By Julia Gabel, Thu 7 Dec 2017
FYI, this story is more than a year old

Institutional investors should be wary of the lure of initial coin offerings (ICOs) with a number of hidden traps potentially waiting for those not prepared.

That’s the word of Melbourne tech legal expert from KHQ Lawyers Darren Sommers who says that while ICO’s naturally generate a lot of excitement, little consideration is given to the impact an ICO has on existing shareholders, including venture capital investors.

Sommers explains that as a number of businesses generate substantial returns from successful ICOs, there are definitely good reasons to invest.

However, Sommers urges investors to be extra diligent.

He adds that the although the current lack of regulation was attractive to many businesses and investors, it also meant there is a distinct lack of protection.

Given the lack of regulatory certainty, Sommers says investors need to be mindful of the different classes of ICO tokens, which he outlines as:

1. Securities

"The ICO is a “security” (e.g. its terms of issue classify it as a known security, such as a share, option, debenture, warrant, derivative and so on)."

2. Quasi security

"The ICO is not expressly specified to be a security, but has similar rights (looks like duck, quacks like a duck….)."

3. Utility tokens

"The token is essentially a voucher which allows the purchaser to buy goods and services (usually from the issuer)."

In addition, Sommers has broken down some of the main problems his clients are encountering:

Power shift

"A successful ICO creates an unexpected power imbalance in favour of founder shareholders vs the typical venture capital investor."

"Why? Well, the company doesn’t need your money in subsequent rounds, so they won’t be as friendly."

Regulatory uncertainty

Sommers says regulators are still puzzled by ICOs. 

"Are they shares? securities? financial products? or simply vouchers? Even ASIC is still working that one out." 

"However, regulatory uncertainty creates risk for nominee directors of venture capital investees. The last thing a nominee director wants is ASIC or the SEC knocking on their door."
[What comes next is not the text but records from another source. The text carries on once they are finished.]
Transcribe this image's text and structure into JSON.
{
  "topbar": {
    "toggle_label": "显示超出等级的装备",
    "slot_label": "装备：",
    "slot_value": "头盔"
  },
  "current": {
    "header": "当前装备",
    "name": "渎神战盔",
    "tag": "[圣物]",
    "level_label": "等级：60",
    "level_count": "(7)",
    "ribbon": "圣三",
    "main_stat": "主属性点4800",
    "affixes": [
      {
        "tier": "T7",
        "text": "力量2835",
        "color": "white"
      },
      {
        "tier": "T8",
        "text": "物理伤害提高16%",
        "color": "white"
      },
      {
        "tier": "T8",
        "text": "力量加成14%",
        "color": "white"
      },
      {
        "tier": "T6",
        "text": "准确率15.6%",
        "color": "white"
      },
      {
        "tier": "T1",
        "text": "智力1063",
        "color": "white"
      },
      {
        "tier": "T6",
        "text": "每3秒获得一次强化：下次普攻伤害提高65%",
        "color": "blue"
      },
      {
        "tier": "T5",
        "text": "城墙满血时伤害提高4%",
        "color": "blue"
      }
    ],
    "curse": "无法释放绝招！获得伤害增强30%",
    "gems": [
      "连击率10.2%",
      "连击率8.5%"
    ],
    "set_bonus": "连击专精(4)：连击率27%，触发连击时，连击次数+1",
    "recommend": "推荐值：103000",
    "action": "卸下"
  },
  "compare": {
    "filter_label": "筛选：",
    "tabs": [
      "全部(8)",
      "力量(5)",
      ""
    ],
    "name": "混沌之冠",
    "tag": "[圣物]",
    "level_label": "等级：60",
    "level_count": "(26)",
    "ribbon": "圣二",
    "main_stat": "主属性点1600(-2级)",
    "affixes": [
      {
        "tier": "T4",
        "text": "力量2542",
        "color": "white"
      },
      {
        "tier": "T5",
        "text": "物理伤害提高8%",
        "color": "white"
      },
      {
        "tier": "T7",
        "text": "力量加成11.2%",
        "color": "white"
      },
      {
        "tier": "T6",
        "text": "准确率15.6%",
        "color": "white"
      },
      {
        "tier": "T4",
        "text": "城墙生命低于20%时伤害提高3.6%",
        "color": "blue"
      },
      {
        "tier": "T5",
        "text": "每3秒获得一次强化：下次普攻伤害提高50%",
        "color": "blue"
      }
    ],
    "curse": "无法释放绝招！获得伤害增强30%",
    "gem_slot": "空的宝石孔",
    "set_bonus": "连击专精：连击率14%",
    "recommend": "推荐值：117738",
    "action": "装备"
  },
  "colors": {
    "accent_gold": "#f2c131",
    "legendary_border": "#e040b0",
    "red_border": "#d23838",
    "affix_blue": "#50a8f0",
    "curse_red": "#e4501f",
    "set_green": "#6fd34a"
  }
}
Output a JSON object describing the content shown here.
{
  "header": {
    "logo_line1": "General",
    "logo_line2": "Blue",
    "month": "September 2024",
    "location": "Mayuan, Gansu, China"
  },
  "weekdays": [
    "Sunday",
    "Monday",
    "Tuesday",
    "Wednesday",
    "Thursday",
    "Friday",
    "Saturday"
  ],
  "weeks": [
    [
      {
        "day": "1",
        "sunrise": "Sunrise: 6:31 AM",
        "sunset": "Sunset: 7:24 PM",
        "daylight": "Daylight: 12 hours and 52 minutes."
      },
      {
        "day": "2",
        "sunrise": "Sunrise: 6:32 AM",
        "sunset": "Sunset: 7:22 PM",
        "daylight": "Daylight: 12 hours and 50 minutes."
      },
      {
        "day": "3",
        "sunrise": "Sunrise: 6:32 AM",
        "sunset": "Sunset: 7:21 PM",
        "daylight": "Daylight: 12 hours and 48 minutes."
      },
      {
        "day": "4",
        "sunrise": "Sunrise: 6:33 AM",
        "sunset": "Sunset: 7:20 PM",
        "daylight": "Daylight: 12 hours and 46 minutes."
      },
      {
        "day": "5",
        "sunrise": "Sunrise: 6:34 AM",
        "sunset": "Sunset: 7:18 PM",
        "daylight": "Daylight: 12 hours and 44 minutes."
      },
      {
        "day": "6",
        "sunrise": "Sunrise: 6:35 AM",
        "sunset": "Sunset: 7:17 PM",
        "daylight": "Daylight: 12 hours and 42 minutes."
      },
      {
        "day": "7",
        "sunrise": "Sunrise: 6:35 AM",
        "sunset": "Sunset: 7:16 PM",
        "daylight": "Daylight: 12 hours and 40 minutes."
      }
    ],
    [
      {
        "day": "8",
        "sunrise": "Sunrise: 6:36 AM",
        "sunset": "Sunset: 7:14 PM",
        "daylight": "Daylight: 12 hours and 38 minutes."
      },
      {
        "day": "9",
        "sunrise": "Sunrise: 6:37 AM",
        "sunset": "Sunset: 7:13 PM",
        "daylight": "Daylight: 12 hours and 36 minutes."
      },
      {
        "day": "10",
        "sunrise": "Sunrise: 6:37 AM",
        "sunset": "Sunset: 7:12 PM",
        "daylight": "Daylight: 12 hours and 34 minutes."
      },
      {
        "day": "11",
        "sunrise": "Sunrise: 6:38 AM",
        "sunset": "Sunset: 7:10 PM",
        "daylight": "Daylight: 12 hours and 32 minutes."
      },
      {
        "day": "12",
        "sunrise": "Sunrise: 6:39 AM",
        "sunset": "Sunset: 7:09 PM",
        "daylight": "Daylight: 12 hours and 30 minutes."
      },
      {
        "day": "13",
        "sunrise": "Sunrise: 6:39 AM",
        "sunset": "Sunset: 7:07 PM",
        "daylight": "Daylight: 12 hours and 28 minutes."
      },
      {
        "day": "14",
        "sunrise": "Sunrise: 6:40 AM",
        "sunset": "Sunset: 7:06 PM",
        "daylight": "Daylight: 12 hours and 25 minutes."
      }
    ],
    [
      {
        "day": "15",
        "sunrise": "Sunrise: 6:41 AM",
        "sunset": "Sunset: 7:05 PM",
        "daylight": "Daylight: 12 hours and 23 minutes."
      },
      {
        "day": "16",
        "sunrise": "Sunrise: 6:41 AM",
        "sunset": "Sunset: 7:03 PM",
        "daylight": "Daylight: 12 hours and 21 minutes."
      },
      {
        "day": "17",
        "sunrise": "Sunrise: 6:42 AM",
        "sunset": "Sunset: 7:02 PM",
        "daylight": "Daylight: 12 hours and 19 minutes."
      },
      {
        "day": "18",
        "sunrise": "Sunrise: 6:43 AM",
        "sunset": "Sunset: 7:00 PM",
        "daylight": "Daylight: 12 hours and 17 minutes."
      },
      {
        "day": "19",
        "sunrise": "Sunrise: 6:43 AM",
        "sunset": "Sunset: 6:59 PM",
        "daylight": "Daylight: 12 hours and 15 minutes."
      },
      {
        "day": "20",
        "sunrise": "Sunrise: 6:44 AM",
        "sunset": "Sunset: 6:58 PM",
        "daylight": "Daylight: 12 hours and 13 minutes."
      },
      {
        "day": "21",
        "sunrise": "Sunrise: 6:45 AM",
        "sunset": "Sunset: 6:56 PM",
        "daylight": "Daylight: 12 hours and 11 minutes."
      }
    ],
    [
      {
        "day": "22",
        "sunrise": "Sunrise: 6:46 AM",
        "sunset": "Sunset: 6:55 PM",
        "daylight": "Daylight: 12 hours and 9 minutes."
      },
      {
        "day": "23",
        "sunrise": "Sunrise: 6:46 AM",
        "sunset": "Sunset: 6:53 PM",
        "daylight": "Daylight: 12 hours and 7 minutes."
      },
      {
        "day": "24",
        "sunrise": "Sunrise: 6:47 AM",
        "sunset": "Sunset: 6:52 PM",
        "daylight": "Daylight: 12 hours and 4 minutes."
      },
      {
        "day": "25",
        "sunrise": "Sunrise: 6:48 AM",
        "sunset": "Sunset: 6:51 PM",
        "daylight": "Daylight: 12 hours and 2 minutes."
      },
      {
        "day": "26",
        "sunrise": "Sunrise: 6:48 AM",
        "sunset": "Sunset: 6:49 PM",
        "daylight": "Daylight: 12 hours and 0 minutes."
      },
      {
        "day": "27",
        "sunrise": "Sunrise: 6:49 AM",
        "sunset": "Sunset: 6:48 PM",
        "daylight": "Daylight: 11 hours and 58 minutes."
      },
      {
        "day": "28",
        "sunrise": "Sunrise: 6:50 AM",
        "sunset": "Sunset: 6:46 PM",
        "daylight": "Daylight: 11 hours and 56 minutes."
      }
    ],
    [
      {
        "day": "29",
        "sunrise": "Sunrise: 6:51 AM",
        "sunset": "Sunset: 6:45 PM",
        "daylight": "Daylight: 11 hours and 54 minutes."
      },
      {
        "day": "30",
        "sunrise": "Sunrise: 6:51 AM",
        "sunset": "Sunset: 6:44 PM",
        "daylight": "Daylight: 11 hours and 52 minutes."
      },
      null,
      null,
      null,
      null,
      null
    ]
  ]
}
Inability to participate in later rounds

"Some venture capital investors invest small amounts early on to see how a business is progressing, and then reserve the right to have a first go at a later round."  

"However, if the company has a successful ICO, it may not need later rounds of funding. This removes the investor’s ability to increase their investment."

Anti-dilution triggers 

"Traditionally, venture capital investors seek protection against a later issue of shares at a price which is lower than what they paid." 

"However, these protections may not come into play if an ICO is issued, particularly at a price which indirectly values the company at a lower valuation than what the investor invested at."

Convertible notes and safe notes

"These traditionally convert to equity at the next funding round. However, a funding round may not take place, or may be substantially delayed, if a successful ICO occurs."  

"This may delay conversion or possibly worse (for the investor), allowing the company to repay the convertible note without the investor having the ability to up their percentage of the company."

No pre-emptive rights

"If a company issues shares, then existing shareholders usually have an ability to participate in that issue," says Sommers.  

"However, if a company issues ICOs, then existing shareholders may not have the contractual right under the shareholders agreement to participate – particularly where documentation is already in place and doesn’t cater for cryptocurrencies."


Sommers explains, "If an ICO is not a security or share, then it is likely that it is a contractual right, meaning that the holder of the ICO would be a creditor on liquidation/winding up of the company. They would rank ahead of existing shareholders."

Overall, Sommers suggests that venture capital investors should carefully consider whether they permit their investee company to undertake an ICO.  

“However, the power to block an ICO would assume an investor has the relevant blocking rights to do so,” he adds. 

“Most shareholder agreements do not directly deal with ICOs so the power to block them may be limited.”

“While you can’t change the past, you can change the future.”

Sommers concludes, “Moving forward, I encourage investors to review their standard investment terms to consider in each case what powers or rights an investee company might undertake in an ICO.”